Got it. Let's talk about some of the specific catalysts near term. The KOMET-007 study, we'll see first half of 2026. It's the update in intensive chemotherapy. What -- how would you frame the outcome? And what should investors be looking for?

Right. So we just yesterday announced the abstract was published for that study. For everybody's benefit, this is Ziftomenib plus intensive chemotherapy in both NPM1 mutant and KMT2A-rearranged patients. This is a data update from the 007 study that we've had ongoing. The last update we gave was at EHA 2025. So we're now a year on from that. And it also forms the basis for the KOMET-017 registrational study that's being run in the same populations. What are you looking for? You're looking for high rates of CR, you're looking for high rates of MRD negativity, you're looking for extended durability. Each of those will be important. And you can see from the abstract, the CR rate for NPM1, I think, is 96%. The MRD negativity is 80%. The median patient has been on something like 17 months. And fortunately, for the NPM1 population, there -- we can't -- we don't yet have a duration of response. So I think that bodes well. It's -- the study is ongoing. One of the interesting learnings, Jason, from intensive chemotherapy is we believed, and I think the dogma was before any of us had started that in the intensive setting, you'd maybe get patients on a menin inhibitor for 1 or 2 cycles and you'd lose them to transplant. Interestingly, when you look at the 007 data, that's not what you're seeing in the NPM1 patients, you do see the KMT2A patients going to transplant because that's really where -- what they need to do. But if an NPM1-mutant patient is -- has an MRD-negative CR transplant is contraindicated. The mortality risk doesn't outweigh the clinical benefit. As a result, you have these patients and you look at swim lanes, and they're all just on ziftomenib cycle after cycle, that's important from really improving the standard of care. It's also important from a commercial perspective. 18 months of therapy is, if you take the incident patient population of 11,000 patients, that's a $10 billion opportunity. Now we'd look to take just a portion of that. But I think we're starting to see -- the difference between ziftomenib and all everything that's come before is these patients can stay on for 18 cycles or longer. We've not seen that with chemo, with venetoclax, with other targeted therapies due to tolerability concerns. Everything you asked, Brian, about those attributes, combinability, convenience, cost, safety, those become even more important as we're thinking about the frontline population in that continuation therapy setting.

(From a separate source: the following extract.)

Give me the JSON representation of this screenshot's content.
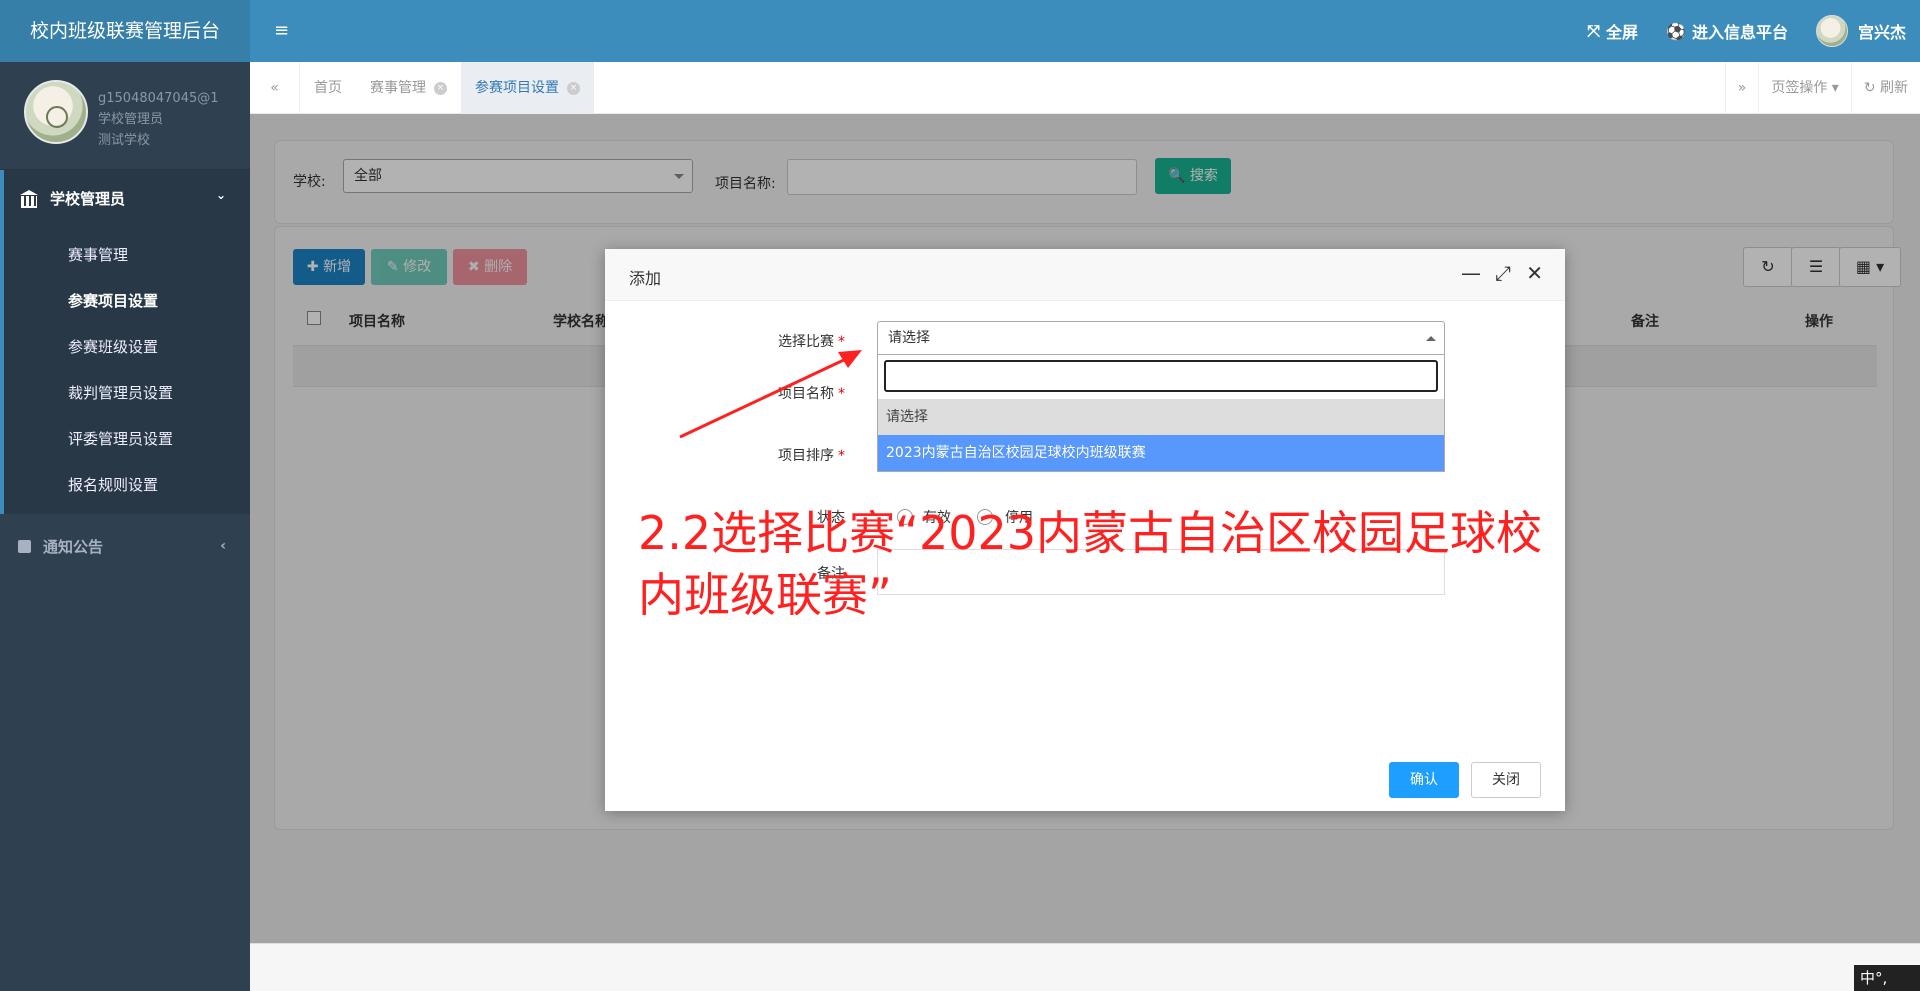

Great. Let's extend this a little bit further. You have the KOMET-008 update coming up. How much of a driver can this be just given how common you see a FLT3 mutation with a menin mutation?

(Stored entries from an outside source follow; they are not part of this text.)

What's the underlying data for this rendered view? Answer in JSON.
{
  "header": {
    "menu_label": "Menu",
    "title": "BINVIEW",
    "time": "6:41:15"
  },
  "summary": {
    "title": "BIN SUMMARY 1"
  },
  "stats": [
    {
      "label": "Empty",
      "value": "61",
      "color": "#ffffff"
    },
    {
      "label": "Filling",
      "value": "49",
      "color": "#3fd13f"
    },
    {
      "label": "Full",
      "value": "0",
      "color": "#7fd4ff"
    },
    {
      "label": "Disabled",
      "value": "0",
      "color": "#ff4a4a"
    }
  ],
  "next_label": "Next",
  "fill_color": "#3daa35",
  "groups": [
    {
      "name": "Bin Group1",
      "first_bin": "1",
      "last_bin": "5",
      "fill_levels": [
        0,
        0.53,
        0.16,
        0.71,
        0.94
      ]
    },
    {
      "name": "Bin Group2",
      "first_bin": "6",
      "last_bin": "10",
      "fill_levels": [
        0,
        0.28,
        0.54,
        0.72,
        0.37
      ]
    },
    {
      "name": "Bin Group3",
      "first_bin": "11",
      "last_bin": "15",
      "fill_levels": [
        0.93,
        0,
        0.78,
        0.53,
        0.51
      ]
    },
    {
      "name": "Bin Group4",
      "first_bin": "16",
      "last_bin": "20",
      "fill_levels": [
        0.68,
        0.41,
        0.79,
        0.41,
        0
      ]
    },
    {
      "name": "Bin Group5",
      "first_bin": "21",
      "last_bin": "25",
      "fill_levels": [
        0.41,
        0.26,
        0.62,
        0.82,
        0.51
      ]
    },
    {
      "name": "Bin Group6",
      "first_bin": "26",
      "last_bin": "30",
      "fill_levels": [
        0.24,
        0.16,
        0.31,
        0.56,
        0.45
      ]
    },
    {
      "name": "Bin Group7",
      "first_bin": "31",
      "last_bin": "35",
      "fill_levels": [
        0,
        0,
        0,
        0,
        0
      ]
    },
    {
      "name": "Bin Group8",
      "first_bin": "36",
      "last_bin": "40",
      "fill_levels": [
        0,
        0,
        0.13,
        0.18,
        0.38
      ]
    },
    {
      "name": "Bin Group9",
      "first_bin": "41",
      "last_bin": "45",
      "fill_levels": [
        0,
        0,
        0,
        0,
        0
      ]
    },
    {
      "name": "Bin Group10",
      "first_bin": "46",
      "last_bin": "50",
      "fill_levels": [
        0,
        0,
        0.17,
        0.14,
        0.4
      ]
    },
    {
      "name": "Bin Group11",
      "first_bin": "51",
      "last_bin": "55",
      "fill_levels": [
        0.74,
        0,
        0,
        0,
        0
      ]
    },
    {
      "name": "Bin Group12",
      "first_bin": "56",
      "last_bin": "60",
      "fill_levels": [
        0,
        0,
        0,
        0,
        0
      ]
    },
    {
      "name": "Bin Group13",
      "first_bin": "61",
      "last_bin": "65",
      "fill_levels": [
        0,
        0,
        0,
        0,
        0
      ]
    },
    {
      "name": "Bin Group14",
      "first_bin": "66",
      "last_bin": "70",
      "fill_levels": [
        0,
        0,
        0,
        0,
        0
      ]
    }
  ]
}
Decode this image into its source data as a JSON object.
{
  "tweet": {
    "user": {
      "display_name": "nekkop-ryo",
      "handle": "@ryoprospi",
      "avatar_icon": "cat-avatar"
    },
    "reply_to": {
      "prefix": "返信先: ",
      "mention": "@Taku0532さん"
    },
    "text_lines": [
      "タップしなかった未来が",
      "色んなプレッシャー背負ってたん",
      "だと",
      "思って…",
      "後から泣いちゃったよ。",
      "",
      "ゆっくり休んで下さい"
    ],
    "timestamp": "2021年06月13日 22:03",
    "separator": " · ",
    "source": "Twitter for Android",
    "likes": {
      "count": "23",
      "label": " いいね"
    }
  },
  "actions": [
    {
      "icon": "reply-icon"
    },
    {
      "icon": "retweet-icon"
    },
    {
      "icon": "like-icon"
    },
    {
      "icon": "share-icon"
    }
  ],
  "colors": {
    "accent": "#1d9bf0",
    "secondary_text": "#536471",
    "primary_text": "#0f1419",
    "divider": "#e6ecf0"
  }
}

FLT3 is 1/3 of and it's half of the NPM1, the patient population, their co-mutations. There are 3 FLT3 inhibitors out there. We're actually working with 2 of them. we have the 008 study ongoing with gilteritinib in the relapsed/refractory setting and a study with quizartinib in the frontline setting. In preclinical models, Jason, that combination is curative. And I think the update that you referred to, the 008 update, we're expecting at the end of the year at a major medical meeting. That will be important because if you can improve on both a FLT3 inhibitor and a menin inhibitor as monotherapy by putting them together, nearly half of your NPM1 mutant patients are going to have that genotype. So in terms of both creating a solution that's best for them and giving physicians choice and then market leadership, we're well ahead of the competition on pioneering these combinations with FLT3 inhibitors. So I think that will be a meaningful update.

Got it. You referenced the KOMET-017 programs as these are the frontline settings. Can you give us your expectations on enrollment time lines? What's the status look like, especially now that, as you mentioned earlier, we have multiple menins advancing?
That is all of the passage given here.